The development of these computer programs intended for the Mirage 2000D was carried out in close coordination with the 1/30 Côte d’Argent, according to the AGILE method. [qui met l’accent sur la collaboration entre des équipes auto-organisées et pluridisciplinaires avec leurs clients, ndlr].

“We first collect the needs of functional managers in their jargon. Then we need to translate their requirements into a computer language, either as text or as a diagram. [logigramme]. We have to think about all the possible scenarios that can result from a click,” explains an ESIOC analyst officer in the pages of Air Actualités.

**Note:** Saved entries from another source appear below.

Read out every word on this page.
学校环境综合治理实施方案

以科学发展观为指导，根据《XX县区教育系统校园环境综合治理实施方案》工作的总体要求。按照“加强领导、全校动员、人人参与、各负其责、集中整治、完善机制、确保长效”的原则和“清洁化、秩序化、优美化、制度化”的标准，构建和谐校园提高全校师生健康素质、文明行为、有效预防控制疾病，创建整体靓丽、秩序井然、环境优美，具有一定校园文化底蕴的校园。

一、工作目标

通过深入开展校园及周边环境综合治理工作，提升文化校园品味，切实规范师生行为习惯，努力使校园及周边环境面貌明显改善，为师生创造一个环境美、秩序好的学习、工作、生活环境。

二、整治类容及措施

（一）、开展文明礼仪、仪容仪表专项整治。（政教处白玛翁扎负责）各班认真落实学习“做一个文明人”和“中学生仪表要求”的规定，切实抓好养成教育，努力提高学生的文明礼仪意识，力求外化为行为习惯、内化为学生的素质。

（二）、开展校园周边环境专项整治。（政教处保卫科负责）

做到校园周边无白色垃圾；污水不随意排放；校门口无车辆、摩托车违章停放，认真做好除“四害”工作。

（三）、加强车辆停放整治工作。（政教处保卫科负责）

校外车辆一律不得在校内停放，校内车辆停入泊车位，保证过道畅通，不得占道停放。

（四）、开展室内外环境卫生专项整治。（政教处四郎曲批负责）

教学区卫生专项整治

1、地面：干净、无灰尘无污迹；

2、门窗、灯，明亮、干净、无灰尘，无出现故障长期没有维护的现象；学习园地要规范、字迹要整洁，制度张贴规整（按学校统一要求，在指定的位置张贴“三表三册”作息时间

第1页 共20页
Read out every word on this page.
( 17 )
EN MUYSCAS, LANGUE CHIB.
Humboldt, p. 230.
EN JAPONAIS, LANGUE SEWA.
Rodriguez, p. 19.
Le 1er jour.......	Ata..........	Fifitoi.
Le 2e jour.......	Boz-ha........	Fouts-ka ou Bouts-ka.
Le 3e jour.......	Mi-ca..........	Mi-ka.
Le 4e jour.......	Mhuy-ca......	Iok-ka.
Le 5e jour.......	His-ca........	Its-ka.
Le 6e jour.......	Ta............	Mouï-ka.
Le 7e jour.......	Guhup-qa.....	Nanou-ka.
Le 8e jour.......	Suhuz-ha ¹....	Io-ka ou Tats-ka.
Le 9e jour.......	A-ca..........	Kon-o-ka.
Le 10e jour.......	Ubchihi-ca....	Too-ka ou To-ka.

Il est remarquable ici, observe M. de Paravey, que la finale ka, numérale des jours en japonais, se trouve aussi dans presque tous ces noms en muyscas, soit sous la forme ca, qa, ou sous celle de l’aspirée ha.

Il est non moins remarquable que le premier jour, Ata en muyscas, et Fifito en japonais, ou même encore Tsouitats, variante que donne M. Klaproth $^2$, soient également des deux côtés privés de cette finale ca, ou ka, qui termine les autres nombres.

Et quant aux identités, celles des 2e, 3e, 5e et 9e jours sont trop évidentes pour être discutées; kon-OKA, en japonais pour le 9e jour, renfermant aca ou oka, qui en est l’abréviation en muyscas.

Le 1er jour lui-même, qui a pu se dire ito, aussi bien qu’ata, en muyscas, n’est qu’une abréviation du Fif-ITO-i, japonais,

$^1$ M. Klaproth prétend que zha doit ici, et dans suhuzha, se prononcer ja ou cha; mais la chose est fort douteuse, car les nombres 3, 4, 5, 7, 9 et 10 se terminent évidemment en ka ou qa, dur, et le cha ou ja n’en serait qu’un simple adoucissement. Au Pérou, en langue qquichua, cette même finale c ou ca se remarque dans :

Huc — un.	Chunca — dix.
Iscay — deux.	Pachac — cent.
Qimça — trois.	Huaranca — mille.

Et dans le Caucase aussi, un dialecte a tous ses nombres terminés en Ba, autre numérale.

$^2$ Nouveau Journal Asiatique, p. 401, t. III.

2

In detail, three User Applications [AU] embedded systems and mission preparation software have been designed, “tailor-made”, by this unit. Thus, LEO [pour Logiciel intégré opérationnel de navigation] has been installed on the head-down display [VTB] forward of the cockpit, while LIANE [Logiciel intégré d’aide à la navigation embarquée] operates on a tablet attached to the pilot’s thigh. As for the NOSA, it uses MONKEY [Système intégré de navigation et de gestion des équipements]which “turns” on “a large twelve-inch touch screen in the back seat”.

These three AUs work in a network, allowing the pilot and the NOSA to share the same image of the tactical situation. [SITAC] in real time [terrains amis/ennemis, cibles, zones d’attente, etc]. “The added value is that in the event of a change, we can update everything in real time”, notes Captain “Yurick”, a Mirage 2000 RMV pilot, quoted by Air Actualités.

LION, MONKEY and LIANE are supplied with information by the PANDA mission preparation software [Programmation des applications de navigation des données aéronautiques]also developed by ESIOC.

“The cards and points are not native to LION, LIANE and MONKEY. Before the flight, we have to create them on PANDA, then, through a reinforced hard drive, we inject them into the on-board software, directly from the plane”, explains Captain Yurick.

In addition, PANDA is also used for debriefing, all mission data [transmissions radio, images prises par les nacelles, trajectoires, etc…] being forwarded to him.

As Air Actualités points out, the development of weapon systems is generally the responsibility of manufacturers. But ESIOC “has been able to demonstrate its usefulness with software designed by and for Airmen. […] A unique internal know-how which brings unequaled flexibility and responsiveness to on-board computing, allowing it to adapt continuously and quickly to the new needs of the forces,” he concludes.